Arguments with the form DA are fallacious because they are invalid. Being invalid means that their conclusions do not follow from their premises, i.e., it is possible for their premises to be true and their conclusions false. A valid argument is one in which the conclusion follows from its premises, i.e., it is impossible for its premises to be true and its conclusion false.
Below are some examples of the fallacy of denying the antecedent:
If atheism is true, then I'm wasting my time praying for rain.
Atheism is not true.
So, I am not wasting my time praying for rain.
If acupuncture is quack medicine, then sticking people with needles to relieve pain is absurd.
Acupuncture is not quack medicine.
So, sticking people with needles to relieve pain is not absurd.
If we get greater than chance results from our card-guessing experiment, then telepathy is present.
We did not get greater than chance results from our card-guessing experiment.
So, telepathy is not present.
If he's not sweating, then he's telling the truth.
So, he's not telling the truth.
If the suspect evokes a change in galvanic skin response (from sweating), then he is lying.
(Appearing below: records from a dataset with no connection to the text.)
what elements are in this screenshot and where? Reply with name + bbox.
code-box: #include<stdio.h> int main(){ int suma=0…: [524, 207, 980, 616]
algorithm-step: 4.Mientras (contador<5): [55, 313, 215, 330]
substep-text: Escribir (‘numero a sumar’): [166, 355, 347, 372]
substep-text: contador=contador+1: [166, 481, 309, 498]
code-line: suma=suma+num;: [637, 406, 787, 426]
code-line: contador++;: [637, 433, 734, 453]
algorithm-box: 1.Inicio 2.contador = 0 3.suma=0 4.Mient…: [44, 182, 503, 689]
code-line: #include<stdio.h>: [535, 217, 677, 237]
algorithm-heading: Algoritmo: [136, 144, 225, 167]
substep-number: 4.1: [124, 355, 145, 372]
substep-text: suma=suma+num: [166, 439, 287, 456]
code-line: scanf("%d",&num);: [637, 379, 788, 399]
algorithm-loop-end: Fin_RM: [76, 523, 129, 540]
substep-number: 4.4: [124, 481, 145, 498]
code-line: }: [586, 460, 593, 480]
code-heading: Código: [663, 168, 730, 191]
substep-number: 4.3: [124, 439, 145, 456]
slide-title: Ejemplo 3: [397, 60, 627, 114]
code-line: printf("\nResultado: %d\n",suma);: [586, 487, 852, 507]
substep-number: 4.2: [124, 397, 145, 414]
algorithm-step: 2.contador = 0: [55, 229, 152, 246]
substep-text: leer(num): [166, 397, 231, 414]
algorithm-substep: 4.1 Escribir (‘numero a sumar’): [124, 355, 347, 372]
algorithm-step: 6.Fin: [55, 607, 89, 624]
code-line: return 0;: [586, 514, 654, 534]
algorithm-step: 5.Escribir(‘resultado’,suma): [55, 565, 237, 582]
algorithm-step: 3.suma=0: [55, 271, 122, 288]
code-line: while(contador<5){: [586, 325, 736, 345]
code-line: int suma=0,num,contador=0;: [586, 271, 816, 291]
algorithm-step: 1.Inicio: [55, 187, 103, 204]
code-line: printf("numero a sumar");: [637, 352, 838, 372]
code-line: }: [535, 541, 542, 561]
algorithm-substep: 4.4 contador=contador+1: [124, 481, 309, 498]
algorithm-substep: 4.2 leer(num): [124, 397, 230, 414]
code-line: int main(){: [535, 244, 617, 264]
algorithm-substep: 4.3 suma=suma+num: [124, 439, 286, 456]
The suspect did not evoke a change in galvanic skin response.
Therefore, the suspect is not lying.
In each of the above examples of the fallacy of denying the antecedent the premise of the argument may be true but the conclusion does not follow from the premises. The invalidity of these arguments has nothing to do with their content and is due entirely to their fallacious form. A statement not q never follows from the statements if p then q and not p. Even if the premises of a DA argument are true, the conclusion doesn't follow from them. Being fallacious, however, does not mean that the conclusion is false. For example, the following examples of DC have true conclusions:
If President Obama is Muslim, then he is not a Christian.
He is not a Muslim.
So, President Obama is not not a Christian (i.e., he is a Christian).
If President Obama was born in Nigeria, then he is not an American citizen.
He was not born in Nigeria.
So, President Obama is not not an American citizen (i.e., he is an American citizen).